Congress, your move. Save this fool from himself. And save us as well.
Might as well add education to the list. Can't have advanced industries without it.
In any case I don't see the Trump admin having genuine intention to actually shrink the trade deficit. Doing so would reverse massive dollar inflows which balance the capital account vs the trade deficit. That dollar inflow is the source of continually expanding asset base for Wall Street - IOW the fundamental profit model of big banks for the past 2 generations. They are a big enough part of Trump's political coalition that their golden goose isn't going to get killed so easily. Instead I see Trump admin merely creating a shock. In hopes of extorting strategic concessions, such as extending lifespan of US global quasi-monopoly on financial services. Trump's political sponsors would be quite all right with that, the question is whether it is even possible at this stage.
For instance Trump's negotiators just recently asked Indonesia to shut off their homegrown domestic financial services, in favor of Visa/Mastercard who in Trump's view have a natural right to retain their monopoly. It would be "unfair", they claim, if Visa/MC should have to face domestic competition in payments services. Now that's quite an item of chutzpah there, considering not only the insult of unprovoked tariffs, but also that Indonesia is a Muslim country of comparable population to the US, while the US is the sine-qua-non supplier and supporter undisguised war crimes in Gaza.
There could, in a parallel universe inhabited solely by neocons, be "national security" justifications for asking the above. That is, if one defines national security to mean worldwide veto power over third party commerce. That is the kind of thing the Trump admin is prioritizing. It is a naked power play, backed by an economic bluff (because the US economy is nowhere near ready for hard decoupling). It has little to do with rebuilding the US industry beyond the empty verbiage used as political cover.

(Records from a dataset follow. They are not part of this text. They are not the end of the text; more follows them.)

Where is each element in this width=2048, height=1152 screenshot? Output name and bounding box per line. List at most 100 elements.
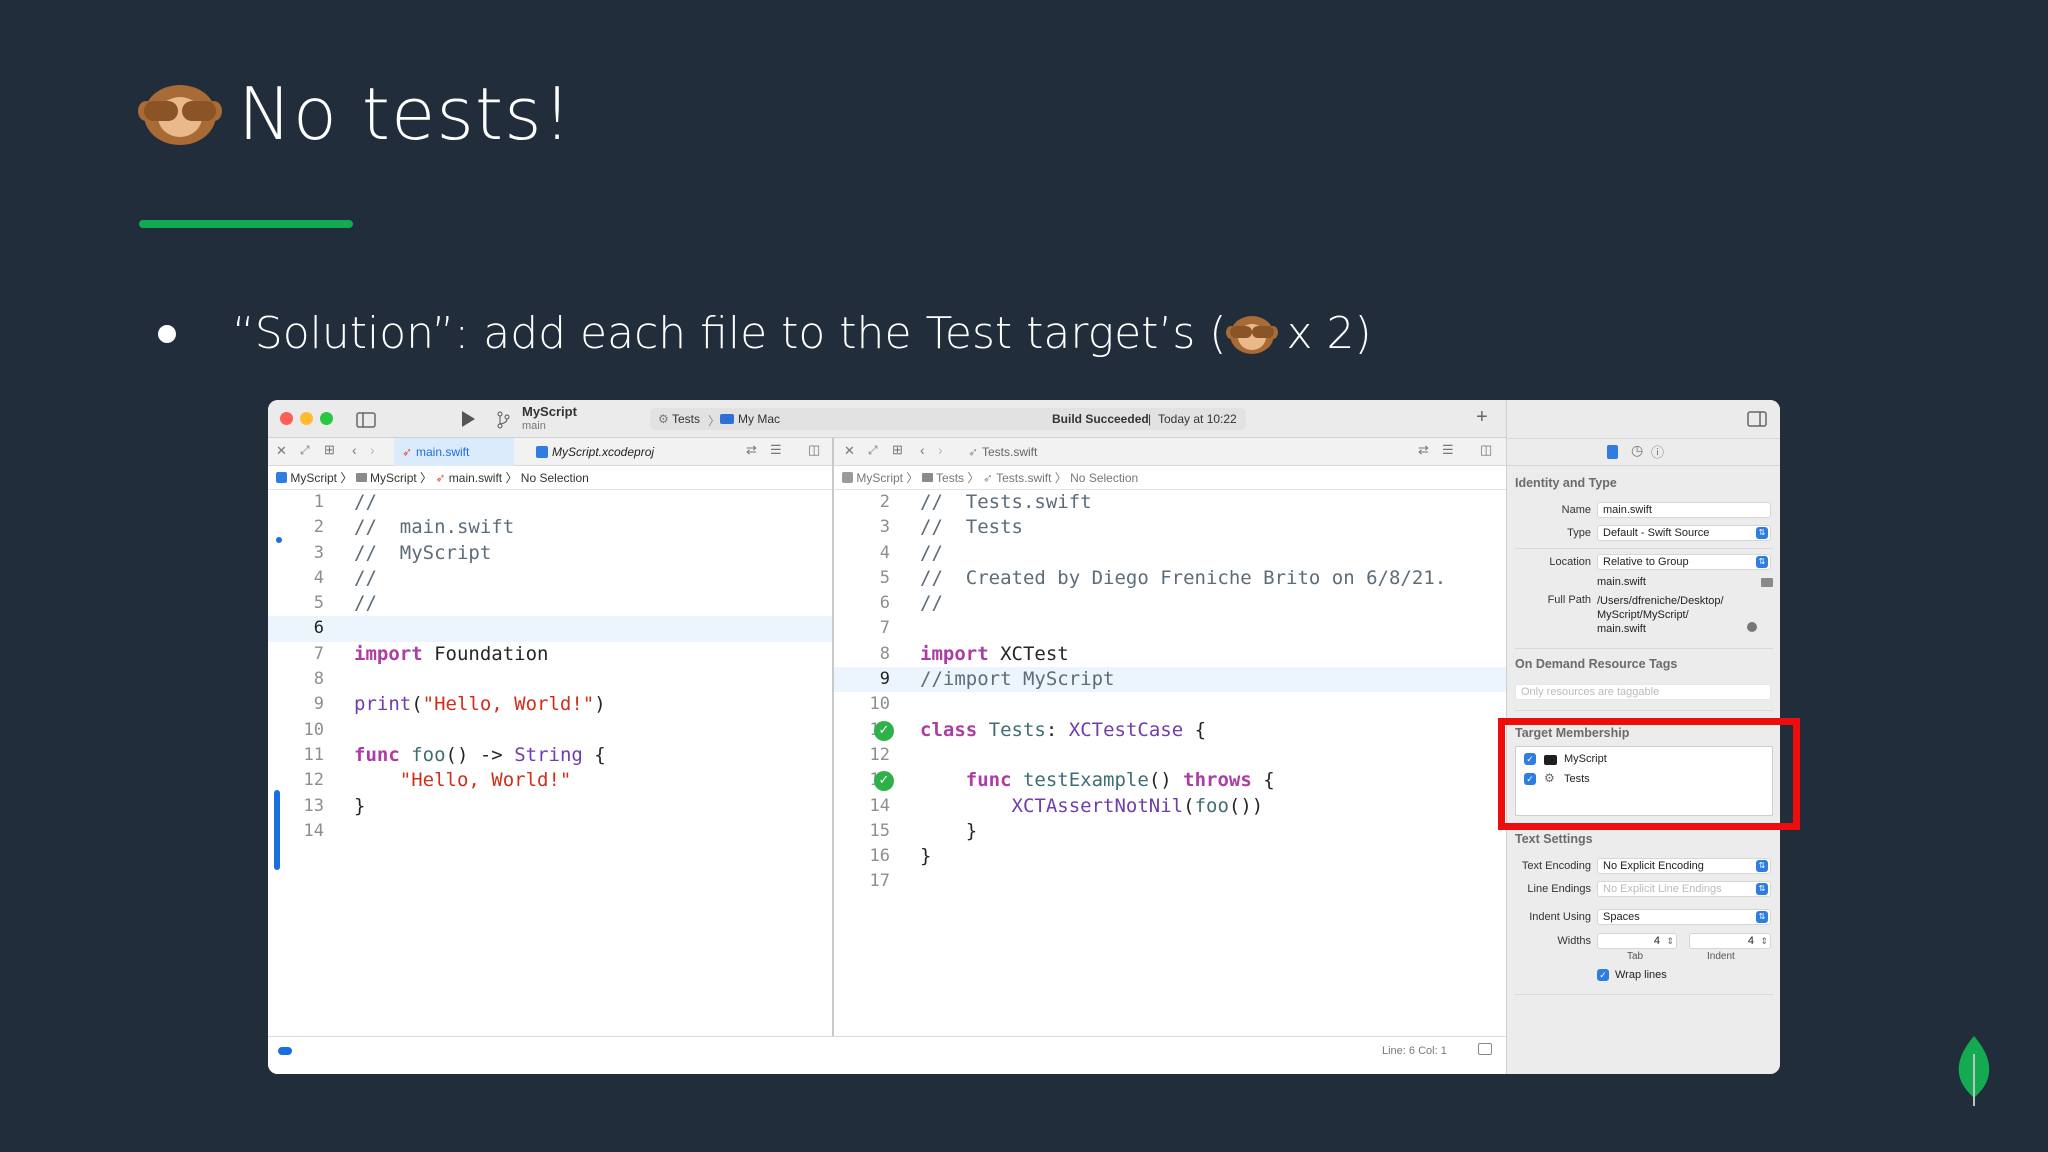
line-number[interactable]: 17 (834, 869, 890, 894)
line-number[interactable]: 2 (834, 490, 890, 515)
code-line[interactable]: 8 import XCTest (834, 642, 1506, 667)
history-icon[interactable]: ◷ (1631, 442, 1643, 459)
expand-icon[interactable]: ⤢ (300, 443, 310, 458)
debug-area-toggle-icon[interactable] (278, 1047, 292, 1055)
line-number[interactable]: 3 (834, 515, 890, 540)
code-line[interactable]: 9 //import MyScript (834, 667, 1506, 693)
code-line[interactable]: 6 // (834, 591, 1506, 616)
close-icon[interactable]: ✕ (276, 443, 287, 459)
navigator-toggle-icon[interactable] (356, 412, 376, 428)
line-number[interactable]: 9 (268, 692, 324, 717)
folder-icon[interactable] (1761, 578, 1773, 587)
line-number[interactable]: 14 (834, 794, 890, 819)
left-code-area[interactable]: 1//2// main.swift 3// MyScript 4//5//6 7 imp… (268, 490, 832, 844)
code-line[interactable]: 5 // Created by Diego Freniche Brito on 6… (834, 566, 1506, 591)
tab-main-swift[interactable]: ➶ main.swift (394, 438, 514, 466)
wrap-lines-checkbox[interactable]: ✓ (1597, 969, 1609, 981)
line-number[interactable]: 16 (834, 844, 890, 869)
editor-options-icon[interactable]: ☰ (770, 442, 782, 458)
name-field[interactable]: main.swift (1597, 502, 1771, 518)
add-icon[interactable]: + (1476, 406, 1488, 429)
line-number[interactable]: 6 (268, 616, 324, 641)
code-line[interactable]: 11 func foo() -> String { (268, 743, 832, 768)
code-line[interactable]: 7 (834, 616, 1506, 641)
odr-tags-field[interactable]: Only resources are taggable (1515, 684, 1771, 700)
close-icon[interactable]: ✕ (844, 443, 855, 459)
line-number[interactable]: 12 (834, 743, 890, 768)
close-window-button[interactable] (280, 412, 293, 425)
encoding-select[interactable]: No Explicit Encoding ⇅ (1597, 858, 1771, 874)
right-code-area[interactable]: 2 // Tests.swift 3 // Tests 4 // 5 // Created b… (834, 490, 1506, 895)
line-number[interactable]: 8 (268, 667, 324, 692)
line-number[interactable]: 15 (834, 819, 890, 844)
test-passed-icon[interactable]: ✓ (874, 771, 894, 792)
line-number[interactable]: 6 (834, 591, 890, 616)
line-number[interactable]: 3 (268, 541, 324, 566)
code-line[interactable]: 8 (268, 667, 832, 692)
related-items-icon[interactable]: ⇄ (746, 442, 757, 458)
line-number[interactable]: 9 (834, 667, 890, 692)
code-line[interactable]: 15 } (834, 819, 1506, 844)
jump-item[interactable]: MyScript (290, 471, 337, 485)
jump-item[interactable]: MyScript (856, 471, 903, 485)
code-line[interactable]: 3 // MyScript (268, 541, 832, 566)
code-line[interactable]: 1 // (268, 490, 832, 515)
split-editor-icon[interactable]: ◫ (1480, 442, 1492, 458)
code-line[interactable]: 6 (268, 616, 832, 642)
indent-width-field[interactable]: 4 ⇕ (1689, 933, 1771, 949)
line-endings-select[interactable]: No Explicit Line Endings ⇅ (1597, 881, 1771, 897)
tab-xcodeproj[interactable]: MyScript.xcodeproj (530, 438, 680, 466)
run-button-icon[interactable] (460, 410, 476, 428)
forward-icon[interactable]: › (370, 442, 375, 458)
indent-select[interactable]: Spaces ⇅ (1597, 909, 1771, 925)
line-number[interactable]: 7 (834, 616, 890, 641)
code-line[interactable]: 13✓ func testExample() throws { (834, 768, 1506, 793)
code-line[interactable]: 7 import Foundation (268, 642, 832, 667)
back-icon[interactable]: ‹ (920, 442, 925, 458)
scheme-name[interactable]: MyScript (522, 404, 577, 419)
code-line[interactable]: 12 "Hello, World!" (268, 768, 832, 793)
code-line[interactable]: 13} (268, 794, 832, 819)
type-select[interactable]: Default - Swift Source ⇅ (1597, 525, 1771, 541)
code-line[interactable]: 12 (834, 743, 1506, 768)
reveal-arrow-icon[interactable] (1747, 622, 1757, 632)
line-number[interactable]: 7 (268, 642, 324, 667)
code-line[interactable]: 3 // Tests (834, 515, 1506, 540)
tab-tests-swift[interactable]: ➶ Tests.swift (960, 438, 1060, 466)
code-line[interactable]: 4 // (834, 541, 1506, 566)
tab-width-field[interactable]: 4 ⇕ (1597, 933, 1677, 949)
code-line[interactable]: 14 (268, 819, 832, 844)
related-items-icon[interactable]: ⇄ (1418, 442, 1429, 458)
code-line[interactable]: 2 // Tests.swift (834, 490, 1506, 515)
code-line[interactable]: 5 // (268, 591, 832, 616)
stepper-icon[interactable]: ⇕ (1760, 934, 1768, 948)
code-line[interactable]: 4 // (268, 566, 832, 591)
line-number[interactable]: 4 (834, 541, 890, 566)
test-passed-icon[interactable]: ✓ (874, 720, 894, 741)
line-number[interactable]: 5 (268, 591, 324, 616)
code-line[interactable]: 17 (834, 869, 1506, 894)
status-scheme[interactable]: Tests (672, 412, 700, 426)
line-number[interactable]: 10 (268, 718, 324, 743)
code-line[interactable]: 11✓class Tests: XCTestCase { (834, 718, 1506, 743)
line-number[interactable]: 4 (268, 566, 324, 591)
inspector-toggle-icon[interactable] (1747, 411, 1767, 427)
editor-options-icon[interactable]: ☰ (1442, 442, 1454, 458)
zoom-window-button[interactable] (320, 412, 333, 425)
code-line[interactable]: 2// main.swift (268, 515, 832, 540)
code-line[interactable]: 16} (834, 844, 1506, 869)
console-toggle-icon[interactable] (1478, 1043, 1492, 1055)
expand-icon[interactable]: ⤢ (868, 443, 878, 458)
line-number[interactable]: 5 (834, 566, 890, 591)
status-destination[interactable]: My Mac (738, 412, 780, 426)
jump-item[interactable]: MyScript (370, 471, 417, 485)
jump-item[interactable]: No Selection (1070, 471, 1138, 485)
location-select[interactable]: Relative to Group ⇅ (1597, 554, 1771, 570)
code-line[interactable]: 9 print("Hello, World!") (268, 692, 832, 717)
jump-item[interactable]: Tests.swift (996, 471, 1051, 485)
forward-icon[interactable]: › (938, 442, 943, 458)
split-editor-icon[interactable]: ◫ (808, 442, 820, 458)
code-line[interactable]: 10 (268, 718, 832, 743)
code-line[interactable]: 10 (834, 692, 1506, 717)
jump-item[interactable]: main.swift (449, 471, 502, 485)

There is some non-zero chance Trump's gambit works on the mid-sized countries (ie not China, not India), simply due to foreign elites having their own financial assets stored in US or G7. But the opposing reasons against are quite powerful too by now - not least of which is US's now undeniable habit to carelessly exploit friend and foe alike.
You forgot #4: to counter other countries that are using tariffs to gain comparative advantage.